Vanoli Cremona (2016–2017)
On June 26, 2016, Thomas joined the Los Angeles Clippers for the 2016 NBA Summer League. On July 9, 2016, Thomas sign with the Italian club Vanoli Cremona. On January 2, 2017, Thomas recorded a career-high 25 points, shooting 9-of-14 from the field, along with six rebounds and four blocks in an 85–71 win over Varese.

Hapoel Holon (2017–2018)
On July 19, 2017, Thomas signed with the Israeli team Hapoel Holon for the 2017–18 season. Thomas helped Holon to win the 2018 Israeli State Cup, as well as reaching the 2018 Israeli League Final, where they eventually lost to Maccabi Tel Aviv. In 55 games played during the 2017–18 season (both in the Israeli League and the Champions League), Thomas averaged 10.8 points, 5 rebounds, 1.3 assists and 1.1 blocks per game.

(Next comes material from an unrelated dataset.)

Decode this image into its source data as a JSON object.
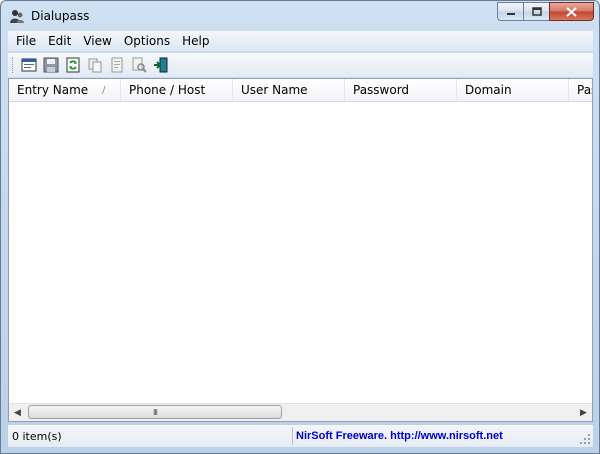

Hapoel Jerusalem (2018–2021)
On July 2, 2018, Thomas signed a two-year deal with Hapoel Jerusalem. In September 2018, Thomas was suspended by the Israeli anti-doping agency for three months after he tested positive to Cannabis use during the Israeli League playoffs. On February 14, 2019, Thomas recorded a double-double of 15 points and 10 rebounds, leading Jerusalem to win their fifth Israeli State Cup title after an 82–67 win over Maccabi Rishon LeZion. He was subsequently named the Final MVP. On June 7, 2019, Thomas was named the Israeli League Best Defender.

On June 24, 2019, Thomas signed a two-year contract extension with Jerusalem. On January 7, 2020, Thomas recorded a season-high 23 points without missing a single shot as he went 10 of 10 from the field, along with six rebounds in an 83-74 win over Rasta Vechta. Three days later, he was named the Champions League Game Day 10 MVP. Thomas re-signed with the team on August 12. In October 2020, Thomas was named to the All-BCL First Team of the 2019–20 season.

Le Mans (2021–2022)
On July 19, 2021, Thomas signed a one-year deal with the French team Le Mans of the LNB Pro A. He was named to the All-League First-Team after the regular season.

Perth Wildcats (2022–2023)
On July 26, 2022, Thomas signed with the Perth Wildcats in Australia for the 2022–23 NBL season.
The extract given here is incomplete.